Jason Statham plays Jensen Ames, a guy who was named after a car, which is to say in a Paul W.S. Anderson screenplay that he is a good driver. He gets framed for killing his wife, incarcerated in a prison facility named Terminal Island (?!), and manipulated into competing in a automobile bloodsport that's televised on the internet in exchange for his freedom. Basically, the prisoners race around a track circling the prison facility with armor-plated cars that have dual mounted machine guns, napalm, smoke launchers, and, sometimes, RPG missile launchers. Why don't these prisoners, many of whom are deadly murderers, simply use these mobile tanks to shoot up the guards and escape off the island? The film goes to great lengths to offer up a bunch of explanations and excuses, none of which help the logic of the film and do nothing more than bore the crap out of me.
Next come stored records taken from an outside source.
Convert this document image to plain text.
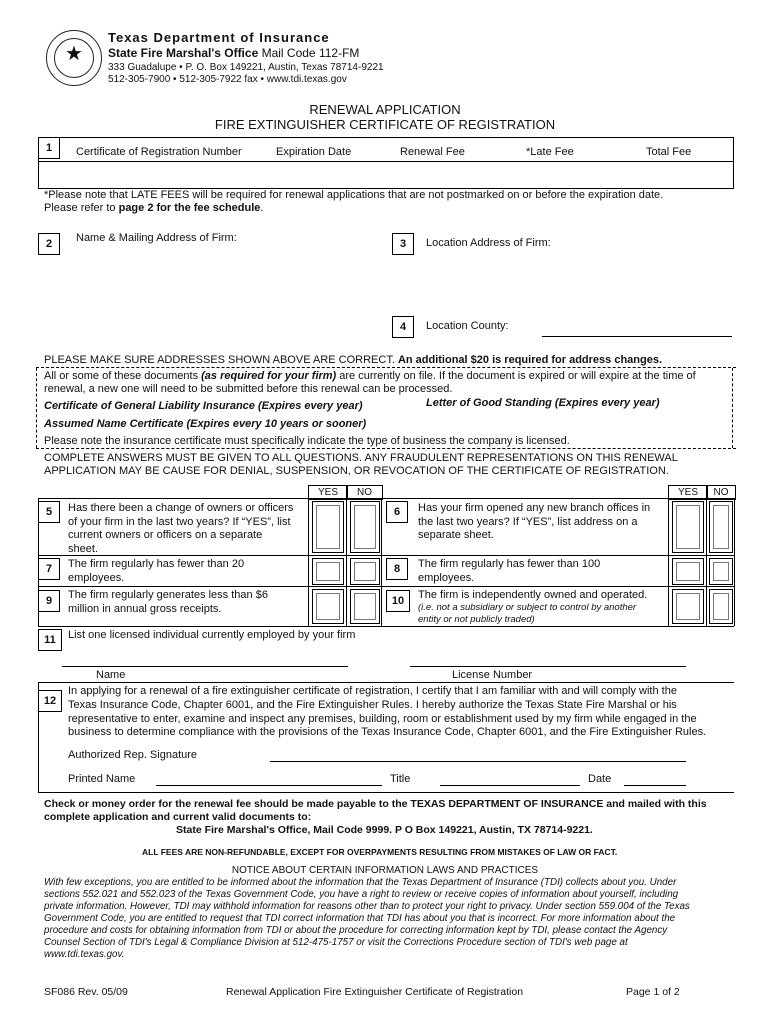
★
Texas Department of Insurance
State Fire Marshal's Office Mail Code 112-FM
333 Guadalupe • P. O. Box 149221, Austin, Texas 78714-9221
512-305-7900 • 512-305-7922 fax • www.tdi.texas.gov
RENEWAL APPLICATION
FIRE EXTINGUISHER CERTIFICATE OF REGISTRATION
1	Certificate of Registration Number	Expiration Date	Renewal Fee	*Late Fee	Total Fee
*Please note that LATE FEES will be required for renewal applications that are not postmarked on or before the expiration date.
Please refer to page 2 for the fee schedule.
2	Name & Mailing Address of Firm:	3	Location Address of Firm:
4	Location County:
PLEASE MAKE SURE ADDRESSES SHOWN ABOVE ARE CORRECT. An additional $20 is required for address changes.
All or some of these documents (as required for your firm) are currently on file. If the document is expired or will expire at the time of
renewal, a new one will need to be submitted before this renewal can be processed.
Certificate of General Liability Insurance (Expires every year)	Letter of Good Standing (Expires every year)
Assumed Name Certificate (Expires every 10 years or sooner)
Please note the insurance certificate must specifically indicate the type of business the company is licensed.
COMPLETE ANSWERS MUST BE GIVEN TO ALL QUESTIONS. ANY FRAUDULENT REPRESENTATIONS ON THIS RENEWAL
APPLICATION MAY BE CAUSE FOR DENIAL, SUSPENSION, OR REVOCATION OF THE CERTIFICATE OF REGISTRATION.
YES	NO	YES	NO
5	Has there been a change of owners or officers
of your firm in the last two years? If “YES”, list
current owners or officers on a separate
sheet.
6	Has your firm opened any new branch offices in
the last two years? If “YES”, list address on a
separate sheet.
7	The firm regularly has fewer than 20
employees.
8	The firm regularly has fewer than 100
employees.
9	The firm regularly generates less than $6
million in annual gross receipts.
10	The firm is independently owned and operated.
(i.e. not a subsidiary or subject to control by another
entity or not publicly traded)
11	List one licensed individual currently employed by your firm
Name	License Number
12
In applying for a renewal of a fire extinguisher certificate of registration, I certify that I am familiar with and will comply with the
Texas Insurance Code, Chapter 6001, and the Fire Extinguisher Rules. I hereby authorize the Texas State Fire Marshal or his
representative to enter, examine and inspect any premises, building, room or establishment used by my firm while engaged in the
business to determine compliance with the provisions of the Texas Insurance Code, Chapter 6001, and the Fire Extinguisher Rules.
Authorized Rep. Signature
Printed Name	Title	Date
Check or money order for the renewal fee should be made payable to the TEXAS DEPARTMENT OF INSURANCE and mailed with this
complete application and current valid documents to:
State Fire Marshal's Office, Mail Code 9999. P O Box 149221, Austin, TX 78714-9221.
ALL FEES ARE NON-REFUNDABLE, EXCEPT FOR OVERPAYMENTS RESULTING FROM MISTAKES OF LAW OR FACT.
NOTICE ABOUT CERTAIN INFORMATION LAWS AND PRACTICES
With few exceptions, you are entitled to be informed about the information that the Texas Department of Insurance (TDI) collects about you. Under
sections 552.021 and 552.023 of the Texas Government Code, you have a right to review or receive copies of information about yourself, including
private information. However, TDI may withhold information for reasons other than to protect your right to privacy. Under section 559.004 of the Texas
Government Code, you are entitled to request that TDI correct information that TDI has about you that is incorrect. For more information about the
procedure and costs for obtaining information from TDI or about the procedure for correcting information kept by TDI, please contact the Agency
Counsel Section of TDI's Legal & Compliance Division at 512-475-1757 or visit the Corrections Procedure section of TDI's web page at
www.tdi.texas.gov.
SF086 Rev. 05/09	Renewal Application Fire Extinguisher Certificate of Registration	Page 1 of 2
The reason I say the film is like "Super Mario Kart" is because of one of the movie's more silly ideas. Located around the track are a series of illuminated manhole covers. The ones with shields on them equip the cars to spay napalm and smoke; the ones with swords on them enable the machine guns, but if a car drives over a shield with a skull on it, spikes pop out of the ground. These icons are first come first serve, and so completely ridiculous that it's obvious Anderson simply needed a way for the characters to be either armed or helpless whenever it served the purpose of his script.
And since I am talking about the movie's script, Al Gore should probably give Anderson an award. I say this because the entire screenplay Anderson wrote for Death Race is recycled from other movies. While the movie has very little to do with the original Corman production, it does ape lines, sequences, and scenarios from other movies pretty much throughout. The movie's plot is basically The Shawshank Redemption with a violent auto racing core.
That's a minus for me.
Price of admission includes:
-Several inexcusably homophobic lines directed at Tyrese Gibson's character, who may or may not have been gay. The movie never says one way or the other, and maybe Gibson fought hard to keep his character 'allegedly gay' as opposed to 'obviously gay' or even 'actually gay'. But still.
-A ridiculously jarring 'fly girls' sequence wherein they bus in a group hot babe convicts from a women's prison to be the navigators for the contestants. For some reason, Anderson thought it would be a great idea to play booty music in the background, while these women bounced and jiggled in slow-motion to their vehicles. This shift from 'crap movie' to MTV music video was rather abrupt.
-and-
-If you were unlucky as I was, the horrible and overplayed trailer for Quarantine, which is supposed to be the newest in 'found horror' a la Cloverfield and The Blair Witch Project. The only problem with this is that in the two minutes we've seen of Quarantine, the set-up already looks hokey and the acting looks devoid of any attempt at realism.
See for yourself:
Now compare that to this:
If all other actresses were Jennifer Carpenter (Quarantine), then Heather Donahue (The Blair Witch Project) would have so won an Oscar by now.